As a rule, or so it seems, passengers get off planes in a hurry. Take your time, says the guy who is waiting for me to get my backpack from the overhead locker. A rather unusual comment, I remark. Well, I do not really understand why we are all constantly in a hurry, he replies. This was my introduction to Sofia ... it couldn't have started better.

My hotel offers a rich breakfast buffet including my beloved Bulgarian yoghurt; in my room I discover a panic button.
What brings you to Sofia?, asks the young student who heard me placing my order in a restaurant. A thriller, I said, written in the thirties or forties (Eric Ambler's The Mask of Dimitrios). I guess things have changed since then (apart from some backyards). Is there anything worth seeing not too far from here? He suggests Blagoevgrad, the city where he studies, about a hundred kilometers from Sofia. 

How long does the ride take?, I ask at the information window of the bus terminal. Three hours, the young lady says. Really? Two hours, she now offers. It eventually took one and a half hours.

The inner city is pleasant, lots of green and an inviting pedestrian zone. The youth of the town populate a cafe called Crystal. I' m the only oldie in the crowd.
Back in Sofia, I don't do sightseeing but wander aimlessly around town and sometimes wonder where my mind is taking me. In a cafe near the central railway station the sun falls on leaves on the sidewalk and for reasons unbeknownst to me I feel transported back in time to the streets of Edirne where I happened to be ten years ago although the scene then did not at all look the same ... but this was what came to mind ... life is simply more than strange and our cause-and-effect habit of thinking often useless.
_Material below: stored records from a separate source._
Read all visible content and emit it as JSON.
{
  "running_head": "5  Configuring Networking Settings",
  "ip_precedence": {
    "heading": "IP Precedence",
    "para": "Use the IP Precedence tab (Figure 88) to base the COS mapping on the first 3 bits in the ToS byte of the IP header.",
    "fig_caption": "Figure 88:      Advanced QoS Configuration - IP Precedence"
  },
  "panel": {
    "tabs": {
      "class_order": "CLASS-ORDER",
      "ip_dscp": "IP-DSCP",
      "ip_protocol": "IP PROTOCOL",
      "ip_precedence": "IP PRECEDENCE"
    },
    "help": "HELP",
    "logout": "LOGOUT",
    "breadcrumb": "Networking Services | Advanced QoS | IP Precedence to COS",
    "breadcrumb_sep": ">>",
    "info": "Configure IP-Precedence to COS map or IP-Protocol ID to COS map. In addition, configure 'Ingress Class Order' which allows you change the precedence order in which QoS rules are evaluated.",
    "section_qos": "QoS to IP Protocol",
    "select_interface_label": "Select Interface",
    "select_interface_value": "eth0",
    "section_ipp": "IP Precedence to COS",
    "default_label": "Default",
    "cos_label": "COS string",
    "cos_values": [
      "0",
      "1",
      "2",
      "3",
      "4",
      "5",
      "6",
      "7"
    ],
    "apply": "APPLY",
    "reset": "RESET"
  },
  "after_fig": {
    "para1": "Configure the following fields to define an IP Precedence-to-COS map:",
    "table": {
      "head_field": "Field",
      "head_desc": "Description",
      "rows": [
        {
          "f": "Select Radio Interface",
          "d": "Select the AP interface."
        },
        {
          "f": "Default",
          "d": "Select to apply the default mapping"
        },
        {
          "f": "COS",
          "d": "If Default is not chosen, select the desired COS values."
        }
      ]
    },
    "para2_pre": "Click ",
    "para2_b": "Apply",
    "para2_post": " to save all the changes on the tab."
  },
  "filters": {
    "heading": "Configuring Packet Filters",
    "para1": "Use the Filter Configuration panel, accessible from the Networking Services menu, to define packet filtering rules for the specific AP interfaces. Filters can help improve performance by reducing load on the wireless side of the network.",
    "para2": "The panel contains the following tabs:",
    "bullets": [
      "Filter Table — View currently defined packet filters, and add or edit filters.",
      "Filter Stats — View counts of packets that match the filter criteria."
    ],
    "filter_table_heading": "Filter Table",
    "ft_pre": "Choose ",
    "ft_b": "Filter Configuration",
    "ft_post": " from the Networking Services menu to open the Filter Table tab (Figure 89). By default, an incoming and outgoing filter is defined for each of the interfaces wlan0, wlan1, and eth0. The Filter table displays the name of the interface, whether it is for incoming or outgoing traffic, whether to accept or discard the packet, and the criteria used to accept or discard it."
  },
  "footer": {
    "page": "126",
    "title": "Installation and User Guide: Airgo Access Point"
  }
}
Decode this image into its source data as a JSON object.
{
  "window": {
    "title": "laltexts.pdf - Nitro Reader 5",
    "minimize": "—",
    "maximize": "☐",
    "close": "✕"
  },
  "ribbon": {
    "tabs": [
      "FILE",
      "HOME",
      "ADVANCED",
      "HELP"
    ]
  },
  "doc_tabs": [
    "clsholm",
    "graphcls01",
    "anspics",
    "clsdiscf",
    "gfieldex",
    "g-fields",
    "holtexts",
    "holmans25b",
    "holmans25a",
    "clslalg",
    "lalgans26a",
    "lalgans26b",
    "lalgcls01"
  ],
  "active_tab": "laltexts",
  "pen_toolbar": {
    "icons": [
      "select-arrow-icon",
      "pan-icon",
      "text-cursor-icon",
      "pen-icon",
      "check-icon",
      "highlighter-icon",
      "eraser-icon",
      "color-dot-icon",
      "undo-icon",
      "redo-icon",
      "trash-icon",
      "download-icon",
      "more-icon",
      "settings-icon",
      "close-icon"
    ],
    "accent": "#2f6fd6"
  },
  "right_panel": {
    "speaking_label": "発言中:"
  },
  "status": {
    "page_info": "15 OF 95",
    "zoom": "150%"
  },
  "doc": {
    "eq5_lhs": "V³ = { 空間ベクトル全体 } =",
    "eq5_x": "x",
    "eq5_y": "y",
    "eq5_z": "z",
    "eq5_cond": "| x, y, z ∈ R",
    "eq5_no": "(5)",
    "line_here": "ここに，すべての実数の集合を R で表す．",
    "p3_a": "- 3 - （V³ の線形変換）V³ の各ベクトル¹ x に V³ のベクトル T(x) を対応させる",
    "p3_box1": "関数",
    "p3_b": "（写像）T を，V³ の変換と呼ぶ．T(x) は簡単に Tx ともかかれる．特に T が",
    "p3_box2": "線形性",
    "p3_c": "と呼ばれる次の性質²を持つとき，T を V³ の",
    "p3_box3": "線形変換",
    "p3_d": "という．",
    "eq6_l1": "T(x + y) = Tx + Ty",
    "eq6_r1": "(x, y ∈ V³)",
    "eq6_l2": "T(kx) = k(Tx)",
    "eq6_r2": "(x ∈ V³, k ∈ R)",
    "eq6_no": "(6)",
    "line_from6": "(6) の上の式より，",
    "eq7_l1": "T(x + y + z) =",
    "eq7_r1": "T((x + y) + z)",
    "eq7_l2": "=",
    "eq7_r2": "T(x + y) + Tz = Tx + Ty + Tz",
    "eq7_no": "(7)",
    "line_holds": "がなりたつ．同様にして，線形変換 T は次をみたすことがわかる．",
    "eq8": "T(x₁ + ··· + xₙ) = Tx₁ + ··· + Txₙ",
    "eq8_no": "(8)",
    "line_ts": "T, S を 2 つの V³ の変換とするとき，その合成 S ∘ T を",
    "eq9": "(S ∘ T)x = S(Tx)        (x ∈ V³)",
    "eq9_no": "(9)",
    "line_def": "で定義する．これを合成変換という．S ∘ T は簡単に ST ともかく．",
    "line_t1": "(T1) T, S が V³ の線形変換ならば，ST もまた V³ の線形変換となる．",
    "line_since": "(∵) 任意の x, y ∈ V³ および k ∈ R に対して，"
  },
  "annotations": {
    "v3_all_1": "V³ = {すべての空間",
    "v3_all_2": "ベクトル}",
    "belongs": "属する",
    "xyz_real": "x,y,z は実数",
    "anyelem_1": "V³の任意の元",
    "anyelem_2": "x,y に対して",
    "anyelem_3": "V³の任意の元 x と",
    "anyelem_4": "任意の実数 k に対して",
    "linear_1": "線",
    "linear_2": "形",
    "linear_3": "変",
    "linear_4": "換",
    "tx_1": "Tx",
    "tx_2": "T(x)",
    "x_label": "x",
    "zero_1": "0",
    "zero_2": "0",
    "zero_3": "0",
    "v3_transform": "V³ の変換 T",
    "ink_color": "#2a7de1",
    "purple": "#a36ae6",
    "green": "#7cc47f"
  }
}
In a restaurant near my hotel I order a cappuccino. One, says the young woman. Yes, one, I say, assuming her "one" is the equivalent of the  "only one?" which one regularly gets to hear in Thailand and always baffles me because why would I, if I'm there alone, order two? The Bulgarian "one" however wasn't a question but the price - the cappuccino cost one Lewa. 
In the center of Sofia booksellers arrive in the morning with chiquita boxes full of books and put them on display. The benches on the street are endowed with wooden spines of books. Wonderful!
Many black leather jackets, many torn jeans (even my middle aged taxi driver wore them. 'Rock', he said), many smokers, many elegantly dressed women. Quite some men searching through rubbish containers.

A monumental building near Serdika metro station. Ministry of Education, I remember reading. Franz Kafka came to mind. I imagine people getting swallowed up by such buildings.